One of the most controversial aspects of AA’s history is the role that psychedelics may have played in Bill Wilson’s creative process. As I discuss in the Wired piece, when Wilson experienced his spiritual epiphany in December 1934, he did so at a New York City drying-out facility. Part of his treatment there consisted of something called the Belladonna Cure, in which detoxing alcoholics were given hourly infusions of a potentially hallucinogenic drug. A recent New York Times piece gives some backstory on the Cure, including its many shortcomings—particularly the fact that it didn’t seem to impact the relapse rate (typically quoted at around 90 percent during the first 12 months of sobriety).
The fact that belladonna was coursing through Wilson’s veins during his spiritual awakening raises an important question: Can psychedelics play a role in the treatment of psychological disorders? My answer, which I posted on comments yesterday, is a qualified yes, though I think we’re many decades away from employing such tools in the medical realm. An effective drug must have predictable results when used among a broad cross-section of patients, and the odds of catastrophic side effects must be small. This cannot be said of psychedelics at the moment, though that is in large part due to the dearth of research—something we can blame on the War on Drugs. It’s probably high time that we heed the words of LSD’s creator and acknowledge that psychedelics aren’t worthless just because they can be abused.
Wilson’s psychedelic exploration did not end with belladonna, of course. Years later, while suffering from deep depression, he tried LSD. A 2005 article from Modern Drunkard relates some details, which seem to have been plucked from Francis Hartigan’s exhaustive biography:
One of his therapeutic journeys lead him to Trabuco College in California, and the friendship of the college’s founder, Aldous Huxley. The author of Brave New World and The Doors of Perception introduced Wilson to LSD-25. The drug rocked Wilson’s world.

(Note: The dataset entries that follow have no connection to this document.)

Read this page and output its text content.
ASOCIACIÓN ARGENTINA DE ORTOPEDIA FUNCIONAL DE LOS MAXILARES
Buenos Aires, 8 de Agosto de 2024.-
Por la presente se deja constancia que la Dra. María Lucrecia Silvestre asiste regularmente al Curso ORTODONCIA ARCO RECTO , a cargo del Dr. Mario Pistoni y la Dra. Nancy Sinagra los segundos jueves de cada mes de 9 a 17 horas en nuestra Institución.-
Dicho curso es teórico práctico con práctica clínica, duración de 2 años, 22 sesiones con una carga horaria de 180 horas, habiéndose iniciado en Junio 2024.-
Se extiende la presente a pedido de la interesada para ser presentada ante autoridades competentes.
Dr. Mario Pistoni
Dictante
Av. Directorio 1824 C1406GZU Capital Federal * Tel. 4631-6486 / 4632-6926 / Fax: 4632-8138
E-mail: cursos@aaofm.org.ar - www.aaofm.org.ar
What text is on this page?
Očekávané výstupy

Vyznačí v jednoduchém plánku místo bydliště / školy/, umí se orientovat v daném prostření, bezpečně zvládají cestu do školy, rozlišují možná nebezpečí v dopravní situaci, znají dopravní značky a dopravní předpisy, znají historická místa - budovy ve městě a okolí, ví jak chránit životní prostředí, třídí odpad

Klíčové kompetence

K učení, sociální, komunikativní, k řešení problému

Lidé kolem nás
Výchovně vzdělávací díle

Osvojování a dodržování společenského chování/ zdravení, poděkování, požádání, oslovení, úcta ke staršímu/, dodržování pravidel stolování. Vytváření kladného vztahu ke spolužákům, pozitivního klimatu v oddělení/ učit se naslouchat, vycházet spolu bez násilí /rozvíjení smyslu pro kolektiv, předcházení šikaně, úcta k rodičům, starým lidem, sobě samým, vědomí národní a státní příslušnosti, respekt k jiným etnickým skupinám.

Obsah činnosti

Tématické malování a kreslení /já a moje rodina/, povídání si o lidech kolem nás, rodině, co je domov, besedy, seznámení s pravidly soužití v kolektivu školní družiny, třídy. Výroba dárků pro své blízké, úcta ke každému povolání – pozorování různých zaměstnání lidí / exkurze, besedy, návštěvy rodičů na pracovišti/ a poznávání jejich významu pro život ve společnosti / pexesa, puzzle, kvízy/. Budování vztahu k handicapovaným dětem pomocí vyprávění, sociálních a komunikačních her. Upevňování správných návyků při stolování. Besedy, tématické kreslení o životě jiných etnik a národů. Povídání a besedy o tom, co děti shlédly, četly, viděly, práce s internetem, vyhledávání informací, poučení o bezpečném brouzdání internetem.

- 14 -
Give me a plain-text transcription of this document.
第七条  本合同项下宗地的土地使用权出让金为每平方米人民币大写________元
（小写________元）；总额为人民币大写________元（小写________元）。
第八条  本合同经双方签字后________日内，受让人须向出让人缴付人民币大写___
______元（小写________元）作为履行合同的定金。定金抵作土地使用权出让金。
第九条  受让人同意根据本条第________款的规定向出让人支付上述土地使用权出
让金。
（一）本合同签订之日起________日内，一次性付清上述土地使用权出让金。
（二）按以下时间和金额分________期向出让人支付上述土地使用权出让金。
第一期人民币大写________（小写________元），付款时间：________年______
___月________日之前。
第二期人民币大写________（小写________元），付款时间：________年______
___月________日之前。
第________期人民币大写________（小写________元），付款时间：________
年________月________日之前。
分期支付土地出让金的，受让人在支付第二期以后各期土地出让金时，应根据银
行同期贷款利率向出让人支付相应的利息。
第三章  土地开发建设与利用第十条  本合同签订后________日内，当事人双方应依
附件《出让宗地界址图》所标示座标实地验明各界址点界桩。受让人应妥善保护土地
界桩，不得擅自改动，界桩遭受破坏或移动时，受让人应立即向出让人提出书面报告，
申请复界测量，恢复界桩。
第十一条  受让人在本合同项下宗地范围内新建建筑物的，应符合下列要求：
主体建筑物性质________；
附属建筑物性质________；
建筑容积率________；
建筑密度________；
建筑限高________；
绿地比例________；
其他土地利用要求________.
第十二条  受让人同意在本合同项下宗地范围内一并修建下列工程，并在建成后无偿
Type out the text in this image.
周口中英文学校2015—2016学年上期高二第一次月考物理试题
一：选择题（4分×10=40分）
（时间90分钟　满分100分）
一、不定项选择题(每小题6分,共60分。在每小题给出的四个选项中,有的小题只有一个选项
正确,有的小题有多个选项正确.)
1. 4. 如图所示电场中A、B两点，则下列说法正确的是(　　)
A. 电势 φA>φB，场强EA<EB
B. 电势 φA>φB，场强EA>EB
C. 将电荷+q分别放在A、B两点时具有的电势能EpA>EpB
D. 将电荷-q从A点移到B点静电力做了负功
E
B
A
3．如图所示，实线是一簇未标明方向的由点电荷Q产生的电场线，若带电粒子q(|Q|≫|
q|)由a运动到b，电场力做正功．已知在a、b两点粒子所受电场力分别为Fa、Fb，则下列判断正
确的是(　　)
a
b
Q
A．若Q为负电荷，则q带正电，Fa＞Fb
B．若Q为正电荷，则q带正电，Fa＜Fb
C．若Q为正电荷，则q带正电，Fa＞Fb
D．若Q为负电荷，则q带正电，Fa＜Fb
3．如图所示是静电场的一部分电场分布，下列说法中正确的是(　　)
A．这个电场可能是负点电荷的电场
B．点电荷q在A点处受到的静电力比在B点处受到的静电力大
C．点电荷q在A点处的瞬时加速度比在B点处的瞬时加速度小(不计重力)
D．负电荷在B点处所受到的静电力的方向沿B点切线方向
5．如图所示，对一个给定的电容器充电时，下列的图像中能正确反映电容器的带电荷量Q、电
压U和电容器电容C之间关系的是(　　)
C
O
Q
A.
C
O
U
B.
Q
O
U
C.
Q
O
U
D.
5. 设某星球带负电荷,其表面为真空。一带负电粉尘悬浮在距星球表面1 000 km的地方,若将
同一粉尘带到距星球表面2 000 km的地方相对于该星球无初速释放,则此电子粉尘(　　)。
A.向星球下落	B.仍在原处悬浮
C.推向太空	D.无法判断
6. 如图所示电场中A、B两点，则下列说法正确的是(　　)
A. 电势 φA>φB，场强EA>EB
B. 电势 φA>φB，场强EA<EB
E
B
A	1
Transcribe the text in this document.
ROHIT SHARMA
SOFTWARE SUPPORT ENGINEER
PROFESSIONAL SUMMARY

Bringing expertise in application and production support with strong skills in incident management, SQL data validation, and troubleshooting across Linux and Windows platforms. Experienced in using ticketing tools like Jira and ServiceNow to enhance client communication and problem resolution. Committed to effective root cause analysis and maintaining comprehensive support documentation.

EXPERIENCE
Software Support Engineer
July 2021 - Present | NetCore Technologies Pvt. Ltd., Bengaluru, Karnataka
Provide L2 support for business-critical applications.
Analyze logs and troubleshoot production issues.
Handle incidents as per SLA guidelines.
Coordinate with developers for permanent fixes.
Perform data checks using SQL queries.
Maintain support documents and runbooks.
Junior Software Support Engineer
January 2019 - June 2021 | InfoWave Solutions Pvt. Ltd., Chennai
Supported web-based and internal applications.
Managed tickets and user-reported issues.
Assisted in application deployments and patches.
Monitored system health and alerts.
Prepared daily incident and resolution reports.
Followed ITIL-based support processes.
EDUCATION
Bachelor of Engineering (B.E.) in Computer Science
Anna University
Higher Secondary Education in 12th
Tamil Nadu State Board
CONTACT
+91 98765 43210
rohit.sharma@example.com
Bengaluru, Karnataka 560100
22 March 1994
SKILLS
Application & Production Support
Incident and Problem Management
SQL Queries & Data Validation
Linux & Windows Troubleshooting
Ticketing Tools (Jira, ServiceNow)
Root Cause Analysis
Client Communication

He thought of it as something of a miracle substance and continued taking it well into the ‘60s. As he approached his 70th birthday, he developed a plan to have LSD distributed at all AA meetings nationwide. The plan was eventually quashed by more rational voices, and a few years later the Federal government made the point moot by making the drug illegal.
It’s probably for the best that Wilson’s plan didn’t come to fruition. But that doesn’t mean he wasn’t on to something.